When she hit rock bottom, Chely Wright came close to ending the life that had kept a big secret for so long.
The country-music singer, 39, who came out this week, says at one point she picked up a gun and was close to pulling the trigger -- trapped as a closeted lesbian and afraid of losing everything in a conservative industry that might not accept who she really was.
"I had a 9-millimeter gun in my mouth," Wright said on Wednesday's "Today" show. "I was living a secret life, and I was very much a country-music celebrity ... I gave up hope, and I was ready to take my own life."
The pressure had been building, she said, ever since John Rich of country-music duo Big & Rich asked her if she was gay -- the first time she'd ever been asked directly after years of avoiding the issue.
She recalls: "John finally asked me point blank: 'You're not gay.

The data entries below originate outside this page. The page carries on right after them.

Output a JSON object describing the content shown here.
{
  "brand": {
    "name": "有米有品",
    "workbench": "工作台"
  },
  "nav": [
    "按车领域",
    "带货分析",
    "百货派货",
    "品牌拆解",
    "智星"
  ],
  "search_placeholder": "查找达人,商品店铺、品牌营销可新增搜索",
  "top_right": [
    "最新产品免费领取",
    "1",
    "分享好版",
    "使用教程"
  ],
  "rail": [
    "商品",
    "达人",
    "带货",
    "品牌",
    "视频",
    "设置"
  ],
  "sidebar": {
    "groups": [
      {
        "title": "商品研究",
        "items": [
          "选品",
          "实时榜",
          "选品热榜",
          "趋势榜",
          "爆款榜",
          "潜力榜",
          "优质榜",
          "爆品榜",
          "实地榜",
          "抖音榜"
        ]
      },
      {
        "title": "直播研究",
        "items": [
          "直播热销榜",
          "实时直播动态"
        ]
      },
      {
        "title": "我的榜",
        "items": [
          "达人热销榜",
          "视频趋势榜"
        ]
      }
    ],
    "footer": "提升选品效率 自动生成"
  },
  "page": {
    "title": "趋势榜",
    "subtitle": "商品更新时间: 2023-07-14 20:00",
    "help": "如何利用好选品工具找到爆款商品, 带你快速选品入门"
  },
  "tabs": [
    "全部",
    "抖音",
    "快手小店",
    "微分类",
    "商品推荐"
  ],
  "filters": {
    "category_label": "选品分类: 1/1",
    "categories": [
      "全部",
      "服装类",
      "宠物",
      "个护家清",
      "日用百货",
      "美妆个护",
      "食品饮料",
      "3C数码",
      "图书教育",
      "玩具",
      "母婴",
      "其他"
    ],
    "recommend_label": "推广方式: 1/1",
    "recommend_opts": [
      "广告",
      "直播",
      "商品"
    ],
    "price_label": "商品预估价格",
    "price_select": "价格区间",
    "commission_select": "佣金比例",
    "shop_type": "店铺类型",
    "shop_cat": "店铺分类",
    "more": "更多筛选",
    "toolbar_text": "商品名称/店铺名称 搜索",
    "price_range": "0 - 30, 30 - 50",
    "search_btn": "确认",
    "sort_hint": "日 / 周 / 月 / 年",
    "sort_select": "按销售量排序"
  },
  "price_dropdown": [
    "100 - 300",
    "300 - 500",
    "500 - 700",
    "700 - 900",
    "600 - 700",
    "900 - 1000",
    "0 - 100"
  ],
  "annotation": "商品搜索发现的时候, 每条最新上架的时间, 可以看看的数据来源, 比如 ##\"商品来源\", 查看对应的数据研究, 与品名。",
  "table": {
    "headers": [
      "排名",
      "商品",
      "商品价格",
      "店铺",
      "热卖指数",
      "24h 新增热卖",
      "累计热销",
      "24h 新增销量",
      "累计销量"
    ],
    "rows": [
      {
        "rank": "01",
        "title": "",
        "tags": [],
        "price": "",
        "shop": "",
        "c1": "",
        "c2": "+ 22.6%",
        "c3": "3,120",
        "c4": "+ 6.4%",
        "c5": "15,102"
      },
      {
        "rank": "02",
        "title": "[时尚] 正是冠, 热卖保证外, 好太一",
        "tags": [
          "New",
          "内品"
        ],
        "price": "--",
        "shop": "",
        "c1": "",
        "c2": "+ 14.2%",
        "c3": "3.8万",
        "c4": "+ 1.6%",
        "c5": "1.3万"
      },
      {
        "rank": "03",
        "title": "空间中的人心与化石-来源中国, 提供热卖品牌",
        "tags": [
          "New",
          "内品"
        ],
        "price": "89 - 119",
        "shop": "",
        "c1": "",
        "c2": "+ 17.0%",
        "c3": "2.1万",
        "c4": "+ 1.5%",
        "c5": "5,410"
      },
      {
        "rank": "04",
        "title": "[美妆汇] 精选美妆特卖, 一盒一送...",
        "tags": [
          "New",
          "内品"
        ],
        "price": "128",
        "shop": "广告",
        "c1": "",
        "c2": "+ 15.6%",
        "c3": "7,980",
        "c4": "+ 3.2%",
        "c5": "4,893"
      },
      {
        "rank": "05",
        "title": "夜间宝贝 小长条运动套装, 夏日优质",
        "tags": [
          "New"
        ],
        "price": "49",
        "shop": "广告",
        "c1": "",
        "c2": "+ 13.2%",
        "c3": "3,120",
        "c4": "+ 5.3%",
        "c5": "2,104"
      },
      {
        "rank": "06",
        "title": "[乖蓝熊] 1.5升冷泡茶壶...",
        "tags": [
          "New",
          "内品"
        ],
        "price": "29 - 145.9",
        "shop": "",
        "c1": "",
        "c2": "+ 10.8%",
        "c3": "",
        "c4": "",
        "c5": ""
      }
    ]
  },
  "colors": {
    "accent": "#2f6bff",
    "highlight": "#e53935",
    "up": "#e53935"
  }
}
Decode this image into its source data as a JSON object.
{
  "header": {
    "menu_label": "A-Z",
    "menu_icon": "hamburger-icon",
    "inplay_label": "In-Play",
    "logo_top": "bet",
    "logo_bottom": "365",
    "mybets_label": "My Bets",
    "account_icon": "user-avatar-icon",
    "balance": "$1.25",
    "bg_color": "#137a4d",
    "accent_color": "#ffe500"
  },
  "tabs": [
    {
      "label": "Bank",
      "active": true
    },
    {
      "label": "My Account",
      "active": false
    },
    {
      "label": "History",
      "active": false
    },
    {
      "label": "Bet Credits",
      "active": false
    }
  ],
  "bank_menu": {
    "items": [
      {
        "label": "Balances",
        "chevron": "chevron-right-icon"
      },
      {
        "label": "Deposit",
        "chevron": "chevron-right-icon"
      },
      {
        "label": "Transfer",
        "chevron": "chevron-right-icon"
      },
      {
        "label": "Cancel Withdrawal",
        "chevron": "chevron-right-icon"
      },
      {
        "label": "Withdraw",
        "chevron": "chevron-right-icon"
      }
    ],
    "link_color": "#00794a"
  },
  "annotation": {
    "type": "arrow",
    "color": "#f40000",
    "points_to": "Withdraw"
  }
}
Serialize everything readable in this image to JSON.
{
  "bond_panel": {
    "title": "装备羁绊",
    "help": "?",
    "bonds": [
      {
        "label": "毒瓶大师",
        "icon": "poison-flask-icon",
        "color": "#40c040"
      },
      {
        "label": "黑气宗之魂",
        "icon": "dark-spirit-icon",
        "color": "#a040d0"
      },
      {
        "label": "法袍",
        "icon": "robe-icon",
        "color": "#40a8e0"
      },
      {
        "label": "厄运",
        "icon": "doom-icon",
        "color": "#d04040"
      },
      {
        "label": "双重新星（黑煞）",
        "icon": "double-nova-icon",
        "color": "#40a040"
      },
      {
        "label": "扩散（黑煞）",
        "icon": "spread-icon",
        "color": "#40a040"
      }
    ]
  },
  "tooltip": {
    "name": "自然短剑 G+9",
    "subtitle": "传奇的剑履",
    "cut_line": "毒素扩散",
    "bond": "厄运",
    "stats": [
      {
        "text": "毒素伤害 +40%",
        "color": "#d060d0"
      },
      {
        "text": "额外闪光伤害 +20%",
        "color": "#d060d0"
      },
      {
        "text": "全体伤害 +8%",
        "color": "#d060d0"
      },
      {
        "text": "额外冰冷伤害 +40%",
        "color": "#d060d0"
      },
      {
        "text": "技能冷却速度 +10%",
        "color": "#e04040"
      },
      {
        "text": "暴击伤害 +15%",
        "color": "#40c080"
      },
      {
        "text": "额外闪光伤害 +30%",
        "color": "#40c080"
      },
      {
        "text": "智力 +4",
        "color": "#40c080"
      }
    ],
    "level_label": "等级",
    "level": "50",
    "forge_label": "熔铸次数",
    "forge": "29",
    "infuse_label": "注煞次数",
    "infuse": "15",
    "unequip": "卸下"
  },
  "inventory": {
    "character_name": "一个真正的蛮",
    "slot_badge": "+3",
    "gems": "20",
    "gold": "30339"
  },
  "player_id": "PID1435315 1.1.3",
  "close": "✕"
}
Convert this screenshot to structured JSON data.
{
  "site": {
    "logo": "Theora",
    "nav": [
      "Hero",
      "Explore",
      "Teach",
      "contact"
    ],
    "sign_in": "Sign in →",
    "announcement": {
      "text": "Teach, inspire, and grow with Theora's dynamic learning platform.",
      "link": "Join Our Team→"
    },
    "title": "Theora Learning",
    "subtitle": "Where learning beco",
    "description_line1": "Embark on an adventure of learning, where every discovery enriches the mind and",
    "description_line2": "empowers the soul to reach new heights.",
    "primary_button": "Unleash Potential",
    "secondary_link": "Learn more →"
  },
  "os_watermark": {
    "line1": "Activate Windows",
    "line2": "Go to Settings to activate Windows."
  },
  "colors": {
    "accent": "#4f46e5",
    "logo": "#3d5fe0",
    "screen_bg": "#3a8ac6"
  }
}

If you are, people won't have it. It's sick, it's deviant, it's unacceptable to country-music fans.' And he said, 'You're not, are you?' And I lied. And I knew that I had gone from not talking about it to being a liar."
The weight of that new burden nearly drove her to suicide -- but she managed to face her fears instead. "I stopped praying for what I had always prayed for, which was 'Help me figure out a way to still have my career and everything,'" she says. "My prayer was: 'God, give me a moment's peace.'"
She adds: "I didn't hear God's voice. I didn't see a guy in a robe. But I heard God say what He'd been whispering in my ear all along: 'I expect one thing of you, and that's to tell the truth.'"
Wright, author of the new memoir Like Me: Confessions of a Heartland Country Singer, admits she has some trepidation about how fans will react to her announcement. "I am not not afraid," she says. "But I'm not ashamed." And besides, a huge weight has been lifted. "It feels incredible," she says. "I feel as if it's my birthday."